Saturday, December 26, 2009

Da Weekly Post

      First of all Happy Holidays to all! I kind of have a rant this evening though. I am doing the blog on Google and I thank them for giving me place post about not smoking. It has helped a lot in my latest and second best effort at not smoking. However I see that all the ads always for the most part continue to be about different ways to be assisted in quitting smoking. I wish that the ads were varied and might perk someone's interest that maybe reading the blog but not necessarily trying to quit smoking.


People in general I think are interested individuals dilemmas whether it is addiction to food, alcohol, sex, drugs, and cigarettes. So essentially I wish that if indeed Google representatives read the content of this blog that take notice of what I have said and vary the ads on here so as to possibly only include one area that includes remedies for not smoking and other content that may appeal to a broader audience.

On to the main topic of this blog which is about not smoking. My neighbor of whom is a friend of mine and fellow smoker yesterday has taken the plunge into the non-smoking world. He seems to be quite sick. I can't be sure if it is directly related to his smoking or a something else or as I suspect a combination of all the prior. I will continue to encourage him though. Pretty much since I stopped he has said that he would also and as of Christmas that was his last day. He is expecting his girlfriend to quit also. I let him know that is her business. We all know that we can't wait for others to do what we should be doing for ourselves.

Seeing him so sick and just the fact that he has stopped helps me to try to not entertain and thoughts of a cigarette. I know that I will be off and smoking and making myself sick again. Whatever helps has got to my motto. Peace all and Happy New Year!

Saturday, December 19, 2009

My Weekly posting

Did not want to forget about posting on the blog this week. Still not smoking. Thank God! My mind kind of reeled backwards and I gave some deep thoughts about having a cigarette. I did not have any of course and was too lazy to ask for one. I also realized that I have a little bit of time behind me without smoking and I don't want to give that up and "be for not".


As I think out the process of having a cigarette I am re calling that there is a lot of effort that goes into to smoking a cigarette. Especially now days. One is definitely ostracized by having to stand out in front of a place of business and or retreat back to their vehicle. Although even people that smoke, will not smoke in their vehicle. I know that I always opened the window. I would end up with some kind of ear blockage from the air blowing around inside the vehicle, while driving. Ahh the little reminders of the hassles is another good deterrent. Peace!!

Friday, December 11, 2009

Winter Smoking

Living in the midwest and being a smoker is a tough go. I see the folks where I work at having to dress to the hilt before they head outside to smoke. With the weather being so cold lately it makes it doubly tough to do this. A few years ago that was I. This time last year I was not working, but still smoking and had to endure this weather while trying to get some smoke in me. Wow what a hassle!


I am grateful that is not I this year. Looking back it seems like a prime way to get a cold.
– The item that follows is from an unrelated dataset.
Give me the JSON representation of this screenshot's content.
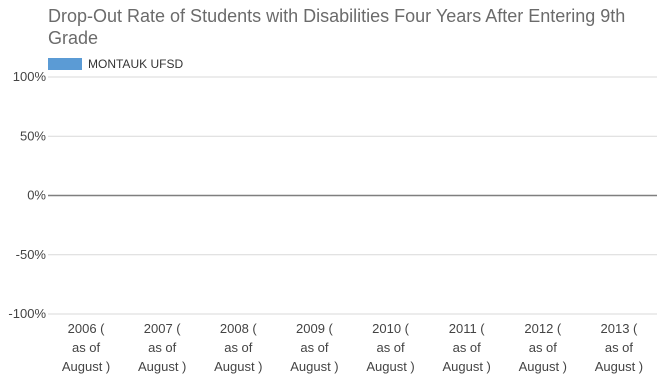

Of course it is sure hard to enjoy anything when one is cold. Breathing in the cold air and the smoke probably makes the health consequences that much worse. As I have said before "but for the grace of God there go I". Blogging this evening reminds me to not take newly found freedom from cigarettes for granted. Peace!

    

Sunday, December 6, 2009

5 months

For lack of a better title I used the words “5 months”. It has been 5 months since I last smoked. I feel good about that. Today being a Saturday and somewhat of a lazier day, I had the urge to smoke, but did not give in. This too shall pass! I do know that a part of me will probably always want to smoke. Hopefully I will always think it out before I go puffing on a cigarette. I think when the urge comes on strongest is when I am spending time with people that I used to smoke with as I did today.


As I am writing this I am thinking of the damage that my friend is doing to himself through his insistence on not quitting cigarettes. I know that his doctor has told him to quit and he has access to be able to get a prescription for Chantix, which I think, is the best way to quit. However but for the grace of god there go I. So in essence I need consider myself lucky that I have quit for a while and that I have this tool called blogging. I probably won't be around smokers for a while now so I should be able to more at ease about continuing to not smoke.

I now understand why reformed smokers such as myself are sometimes very reluctant to spend anytime around a smoker. It is just to easy to say "let me borrow a cigarette". However that is an odd thing to say. What are you going to do, give the butt back to them? Well anyways peace.